Some of us, though, have been blessed in less seamless ways. Those of us with extreme sensitivities can't quietly tolerate some extremes. People like me, for instance, who feel overwhelmed by intense light and sound, cannot stick around to the end of the performance. Even with earplugs, I cannot long tolerate what I experience as thoughtless insult. The swirl confuses me, and I suddenly cannot make sense of the context.
Along with light and sound, I might most prominently possess an extreme context sensitivity, with some contexts proving absolutely intolerable to me. Rock concerts, for instance, instantly send me streaming for the exit. I find them absolutely intolerable—the same story for fireworks displays and overloud speakers. The clowns who cruise around with their car radios thumping through portable speakers bring me to ground as if I am under a mortar attack.
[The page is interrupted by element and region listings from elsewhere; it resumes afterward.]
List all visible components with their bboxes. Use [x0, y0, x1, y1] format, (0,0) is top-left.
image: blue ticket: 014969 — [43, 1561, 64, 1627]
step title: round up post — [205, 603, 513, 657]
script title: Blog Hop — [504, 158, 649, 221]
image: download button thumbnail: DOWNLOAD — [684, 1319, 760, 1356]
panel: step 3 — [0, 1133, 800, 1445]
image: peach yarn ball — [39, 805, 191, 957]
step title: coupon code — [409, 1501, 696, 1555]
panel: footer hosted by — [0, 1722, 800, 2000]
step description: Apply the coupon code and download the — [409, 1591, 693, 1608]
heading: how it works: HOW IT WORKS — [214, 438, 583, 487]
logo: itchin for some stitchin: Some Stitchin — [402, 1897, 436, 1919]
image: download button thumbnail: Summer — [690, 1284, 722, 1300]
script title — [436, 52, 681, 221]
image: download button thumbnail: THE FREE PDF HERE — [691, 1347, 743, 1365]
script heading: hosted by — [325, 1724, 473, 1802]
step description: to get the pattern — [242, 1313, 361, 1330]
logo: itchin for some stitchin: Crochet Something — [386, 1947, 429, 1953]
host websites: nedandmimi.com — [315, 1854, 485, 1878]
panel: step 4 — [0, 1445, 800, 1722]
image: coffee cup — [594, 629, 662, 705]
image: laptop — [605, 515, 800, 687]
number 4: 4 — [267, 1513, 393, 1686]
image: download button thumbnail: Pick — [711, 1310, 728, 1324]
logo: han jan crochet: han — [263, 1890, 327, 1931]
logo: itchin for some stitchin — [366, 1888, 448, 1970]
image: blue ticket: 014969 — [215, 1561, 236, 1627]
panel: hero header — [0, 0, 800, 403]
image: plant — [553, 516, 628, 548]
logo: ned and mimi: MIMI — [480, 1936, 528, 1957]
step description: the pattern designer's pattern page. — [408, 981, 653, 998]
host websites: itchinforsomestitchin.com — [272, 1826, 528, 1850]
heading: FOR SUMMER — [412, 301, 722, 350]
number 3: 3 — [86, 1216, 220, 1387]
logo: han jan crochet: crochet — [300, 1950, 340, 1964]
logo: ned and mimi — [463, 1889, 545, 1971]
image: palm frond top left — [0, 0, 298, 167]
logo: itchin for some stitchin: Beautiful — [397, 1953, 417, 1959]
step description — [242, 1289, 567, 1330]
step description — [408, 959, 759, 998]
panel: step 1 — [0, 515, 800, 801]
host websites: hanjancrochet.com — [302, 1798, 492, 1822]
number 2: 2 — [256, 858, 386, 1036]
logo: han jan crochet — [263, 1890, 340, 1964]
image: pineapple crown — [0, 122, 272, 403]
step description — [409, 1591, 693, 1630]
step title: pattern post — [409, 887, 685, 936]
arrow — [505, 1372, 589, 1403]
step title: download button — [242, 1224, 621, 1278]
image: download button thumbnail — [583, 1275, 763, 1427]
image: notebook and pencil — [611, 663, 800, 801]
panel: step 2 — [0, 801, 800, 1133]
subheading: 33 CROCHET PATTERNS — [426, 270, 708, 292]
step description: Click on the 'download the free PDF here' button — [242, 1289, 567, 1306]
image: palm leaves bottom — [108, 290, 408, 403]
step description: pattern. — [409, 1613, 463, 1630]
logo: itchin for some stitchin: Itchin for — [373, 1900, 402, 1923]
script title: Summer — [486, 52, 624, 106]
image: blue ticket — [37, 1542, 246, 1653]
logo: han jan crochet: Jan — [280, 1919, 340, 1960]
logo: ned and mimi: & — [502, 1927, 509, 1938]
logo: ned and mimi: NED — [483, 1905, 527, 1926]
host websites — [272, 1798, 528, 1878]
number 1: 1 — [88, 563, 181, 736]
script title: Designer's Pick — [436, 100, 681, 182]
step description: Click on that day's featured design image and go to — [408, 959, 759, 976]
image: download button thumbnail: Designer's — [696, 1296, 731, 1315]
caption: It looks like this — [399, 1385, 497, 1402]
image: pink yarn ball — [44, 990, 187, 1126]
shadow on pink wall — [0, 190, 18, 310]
I'm still learning the cues. I've grown to avoid places like movie theaters where cacophonous previews might spoil even the most well-crafted feature performance. I do not quickly recover from one of those assaults and often find myself curled up in bed for much of the day following the insult. I lie there wondering why I'm so different and so damned intolerant, but I hadn't chosen my blessing. Even so, it's up to me to manage my reaction. I too often agree to attend something I know almost certainly will wound me. I agree for all the very best reasons, though I usually agree hesitantly. Sometimes, The Muse will insist, and I will assent even though I know damned well it will wound me. I'm not above believing that I might have grown out of my more extreme reactions, but these seem to be reactions, not willful responses. Under the assault, I hide behind the garage with my hands over my ears until the fireworks display finishes.
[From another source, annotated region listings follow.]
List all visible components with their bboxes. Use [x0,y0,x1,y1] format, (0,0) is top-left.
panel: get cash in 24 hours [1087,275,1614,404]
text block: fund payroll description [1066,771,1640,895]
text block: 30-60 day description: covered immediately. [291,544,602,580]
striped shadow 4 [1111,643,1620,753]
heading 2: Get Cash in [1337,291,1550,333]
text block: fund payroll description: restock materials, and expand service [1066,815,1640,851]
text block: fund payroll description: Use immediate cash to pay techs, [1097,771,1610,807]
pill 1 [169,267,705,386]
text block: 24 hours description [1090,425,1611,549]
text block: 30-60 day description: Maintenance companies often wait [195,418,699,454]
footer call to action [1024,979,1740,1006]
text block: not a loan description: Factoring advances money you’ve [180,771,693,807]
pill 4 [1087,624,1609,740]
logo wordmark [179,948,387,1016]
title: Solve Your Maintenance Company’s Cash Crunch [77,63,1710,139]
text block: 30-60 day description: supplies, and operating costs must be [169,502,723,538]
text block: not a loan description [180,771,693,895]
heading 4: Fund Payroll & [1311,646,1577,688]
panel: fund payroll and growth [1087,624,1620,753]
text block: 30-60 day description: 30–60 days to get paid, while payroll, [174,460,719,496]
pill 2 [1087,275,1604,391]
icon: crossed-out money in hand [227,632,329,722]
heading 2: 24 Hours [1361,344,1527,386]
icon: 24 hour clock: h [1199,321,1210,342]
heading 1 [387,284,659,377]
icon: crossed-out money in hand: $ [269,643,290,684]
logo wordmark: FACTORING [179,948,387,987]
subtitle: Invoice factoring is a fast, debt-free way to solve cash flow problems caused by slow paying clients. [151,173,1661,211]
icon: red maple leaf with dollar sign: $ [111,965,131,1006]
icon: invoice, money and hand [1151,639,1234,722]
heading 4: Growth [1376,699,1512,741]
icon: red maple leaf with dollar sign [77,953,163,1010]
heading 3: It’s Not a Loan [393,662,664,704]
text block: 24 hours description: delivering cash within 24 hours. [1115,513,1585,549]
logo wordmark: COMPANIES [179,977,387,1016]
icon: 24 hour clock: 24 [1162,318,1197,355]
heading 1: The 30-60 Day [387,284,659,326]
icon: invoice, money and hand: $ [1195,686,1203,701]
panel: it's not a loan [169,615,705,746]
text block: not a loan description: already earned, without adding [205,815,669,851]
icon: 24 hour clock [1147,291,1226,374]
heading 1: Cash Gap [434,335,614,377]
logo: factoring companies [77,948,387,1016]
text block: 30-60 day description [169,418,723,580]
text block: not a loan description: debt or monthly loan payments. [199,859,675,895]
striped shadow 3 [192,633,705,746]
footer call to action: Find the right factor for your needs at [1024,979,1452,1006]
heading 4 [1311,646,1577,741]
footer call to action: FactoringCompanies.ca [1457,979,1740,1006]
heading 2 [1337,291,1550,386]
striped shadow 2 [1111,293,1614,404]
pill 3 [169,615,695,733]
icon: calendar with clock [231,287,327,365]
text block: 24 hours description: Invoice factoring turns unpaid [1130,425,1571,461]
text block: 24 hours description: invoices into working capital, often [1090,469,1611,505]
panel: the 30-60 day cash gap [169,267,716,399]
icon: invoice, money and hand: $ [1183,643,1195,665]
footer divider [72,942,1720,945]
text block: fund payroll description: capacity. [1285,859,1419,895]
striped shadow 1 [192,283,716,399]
Wise people insist that we should befriend our gifts, for while they do render us different, they might also render us lovable. I sometimes think of myself as a canary in the coal mine, capable of sensing dangers others cannot smell. I tell myself a variety of stories, few very reassuring. I am learning to remain vigilant, for Philistines and others tolerate more sights and sounds than I can swallow. I dare not, for instance, ever enter a casino. I remember a layover when my flight from New Mexico got laid over in Las Vegas. I was forced to overnight in the terminal filled with slot machines spinning, flashing, and emitting the most horrible noises. I know what Hell consists of because I survived a night there once, cowering in the far back corner of a little aviation museum, hands over my ears and eyes tightly closed, praying for deliverance that never came.